We all sat around the table to talk for a few minutes all the while J was in the foster mother's arms grinning at everyone. I had brought the banana bread and they brought out Turkish coffee and juice. It was a nice few minutes. Then the social worker went and asked J if she could hold her. At first, she was told "Ne!" but she changed her mind. They came over to me and I pulled out a small stuffed animal. It always seems to break the ice when a stuffed animal comes out and starts kissing little faces. :) She was curious about me but still called me "Mama" when they told her to. We went over to the couch and after a few minutes, I pulled out my camera so we could show her pictures of her
braća (brothers). She was so interested in the boys that I don't think she even noticed the social worker put her into my lap. And that was it.....in my heart, she is mine! She is a complete snuggle bug and LOVES to be kissed. I made kissy sounds into her ear and she giggled. I tell ya, her giggle is the sweetest sound! She let me feed her a small piece of banana bread and Hubby walked over and she took some from him too. She didn't know what to think of the new flavor though. We are so thankful for Z! He was able to snap a couple pictures of her with us. I was so enamored with her, taking pictures was the last thing on my mind.
I didn't want to overwhelm her with too much, so when she wanted down, I let her roam. She went to the other room and hung out with the other foster daughter (who is adorable and so sweet!) I once again sat with the others around the table, but my heart was longing to be with my girl. I finally excused myself and went to see what the girls were doing. Peppa Pig was on the computer (I like that they have some of the same cartoons) and the girls were looking through pictures. There are a ton of pictures of J as a baby and toddler. We were told that we could have some of those pictures. That is extremely rare in international adoption. So, anyway, I sat on the couch and J came over to me and whispered, "Mama." My heart melted and I pulled her into my lap. She turned herself to the side and buried her face in my neck and I rocked her. I thought for a minute she was going to go to sleep. I truly believe God prepared her heart for us. We found out she loves to be rocked and sung to. I am going to be one happy Mama!

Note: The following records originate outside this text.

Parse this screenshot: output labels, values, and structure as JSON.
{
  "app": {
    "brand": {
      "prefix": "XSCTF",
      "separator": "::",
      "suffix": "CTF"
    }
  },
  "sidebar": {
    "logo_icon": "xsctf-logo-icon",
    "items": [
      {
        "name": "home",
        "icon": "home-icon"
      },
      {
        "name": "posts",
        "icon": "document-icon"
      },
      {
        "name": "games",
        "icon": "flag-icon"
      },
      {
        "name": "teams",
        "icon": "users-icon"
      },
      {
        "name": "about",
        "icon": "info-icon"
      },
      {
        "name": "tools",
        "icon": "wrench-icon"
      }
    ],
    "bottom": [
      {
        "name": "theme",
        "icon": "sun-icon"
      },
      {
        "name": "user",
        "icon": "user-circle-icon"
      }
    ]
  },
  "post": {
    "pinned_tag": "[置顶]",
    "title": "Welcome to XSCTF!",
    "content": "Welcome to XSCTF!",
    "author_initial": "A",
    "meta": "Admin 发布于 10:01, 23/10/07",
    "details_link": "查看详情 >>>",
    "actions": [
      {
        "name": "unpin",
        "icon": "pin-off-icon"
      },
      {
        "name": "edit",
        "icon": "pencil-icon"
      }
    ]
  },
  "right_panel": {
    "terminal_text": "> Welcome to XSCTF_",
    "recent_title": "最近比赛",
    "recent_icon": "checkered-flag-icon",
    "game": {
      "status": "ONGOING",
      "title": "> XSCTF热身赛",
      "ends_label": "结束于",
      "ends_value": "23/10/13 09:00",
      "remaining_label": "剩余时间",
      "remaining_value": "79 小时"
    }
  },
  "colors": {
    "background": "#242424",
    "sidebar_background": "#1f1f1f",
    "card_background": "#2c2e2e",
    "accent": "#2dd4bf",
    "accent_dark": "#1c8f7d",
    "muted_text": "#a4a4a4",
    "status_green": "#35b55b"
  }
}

Our visit ended way too quickly. In reality, we were there for nearly 2 hours, but time sure flew! She gave me and Hubby a kiss (I swear I nearly cried seeing him kiss her sweet cheek!) We get to go back tomorrow morning. The plan is to have the first report written on Thurs and then the second report on Monday. I believe they want her to spend the night with us by the end of the week, but I might have misunderstood that. Once the second report is written, it is presented to the Minister who has to sign off on the paperwork. When that is done, we have our adoption ceremony and she will be ours. Another few days of paper chasing and we will get to come home to begin life as a family of 5. The timeline is a little fluid. Usually the Minister signs within 1-3 days but, our last adoption showed us that timeframe isn't set in stone. I will keep you updated when the time comes. :)
I look around the apartment and see tiny pink clothes, hair pretties and toys and it makes my belly do flip flops knowing it isn't long until those things will be used. The foster mother said that J likes to snuggle next to her in bed. Neither of the boys wanted anything to do with sleeping with us. So, if J wants to, it will be a new experience.
We are so very thankful that God chose us to parent this precious child!